A family has lost a beloved child. There is no doubt about that. Whether Jahi is alive or dead may be in dispute, but she will never be the child she once was. Her family already grieves that loss, as any family would. Medical or legal declarations will not relieve their suffering. Neither will a strong dose of reality – which Oakland Children’s Hospital seemed determined to administer – serve as good medicine in this case. Jahi is beyond harm – she does not suffer from the continuing provision of oxygen and nutrition. She feels no pain, knows no loss. Continuing “life support” in Jahi’s case is the difference, for her family, between losing a child to a devastating medical complication, and losing her to institutionalized murder.

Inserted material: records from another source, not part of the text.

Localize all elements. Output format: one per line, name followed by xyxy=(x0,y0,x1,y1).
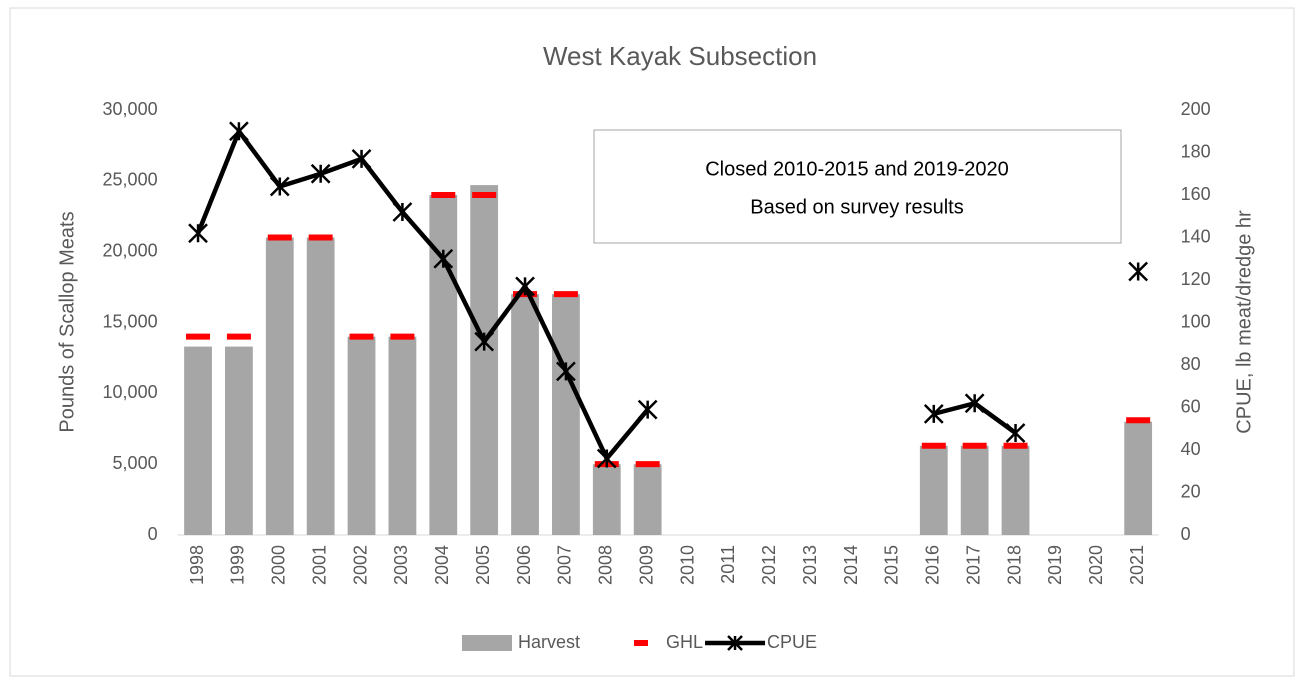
x-tick-label: 2010 xyxy=(677,545,697,585)
legend-swatch xyxy=(462,635,512,651)
cpue-marker xyxy=(229,121,249,142)
y2-tick-label: 180 xyxy=(1181,141,1211,161)
legend-label: Harvest xyxy=(518,632,580,652)
chart-border xyxy=(9,7,1295,677)
cpue-marker xyxy=(269,176,290,197)
y2-tick-label: 40 xyxy=(1181,439,1201,459)
bar xyxy=(1001,445,1030,535)
x-tick-label: 2015 xyxy=(882,545,902,585)
x-tick-label: 2000 xyxy=(269,545,289,585)
cpue-marker xyxy=(433,248,454,269)
x-tick-label: 2009 xyxy=(636,545,656,585)
bar xyxy=(306,237,335,535)
y2-tick-label: 140 xyxy=(1181,226,1211,246)
cpue-marker xyxy=(596,448,617,469)
x-tick-label: 2003 xyxy=(391,545,411,585)
chart-title: West Kayak Subsection xyxy=(543,41,817,71)
x-tick-label: 2005 xyxy=(473,545,493,585)
y-tick-label: 20,000 xyxy=(103,240,158,260)
cpue-marker xyxy=(474,331,495,352)
bar xyxy=(347,336,376,535)
y2-tick-label: 120 xyxy=(1181,269,1211,289)
x-tick-label: 2014 xyxy=(841,545,861,585)
annotation: Based on survey results xyxy=(750,196,963,218)
cpue-marker xyxy=(188,223,208,244)
y-tick-label: 10,000 xyxy=(103,382,158,402)
bar xyxy=(919,445,948,535)
x-tick-label: 2012 xyxy=(759,545,779,585)
x-tick-label: 2016 xyxy=(923,545,943,585)
cpue-marker xyxy=(515,276,535,297)
y2-tick-label: 100 xyxy=(1181,311,1211,331)
bar xyxy=(388,336,417,535)
annotation: Closed 2010-2015 and 2019-2020 xyxy=(705,158,1009,180)
x-tick-label: 2013 xyxy=(800,545,820,585)
legend-marker xyxy=(727,635,743,651)
bar xyxy=(225,346,253,535)
x-tick-label: 2006 xyxy=(514,545,534,585)
bar xyxy=(633,464,662,535)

It will cost money – wasted money, many will say – to keep Jahi’s body alive for whatever time she has left. Her family has raised that money through private donations. The hospital used its money and resources to battle Jahi’s family in court, when it could have given them time, and a little compassion, allowing them to come to terms with what has happened in their own way, and in their own time.
Jahi’s parents know that their daughter will not return to them as she was. And they grieve, even if their way of grieving is not medically or legally endorsed, even if it looks like denial. Their grief, too, is reasonable, and should be accommodated.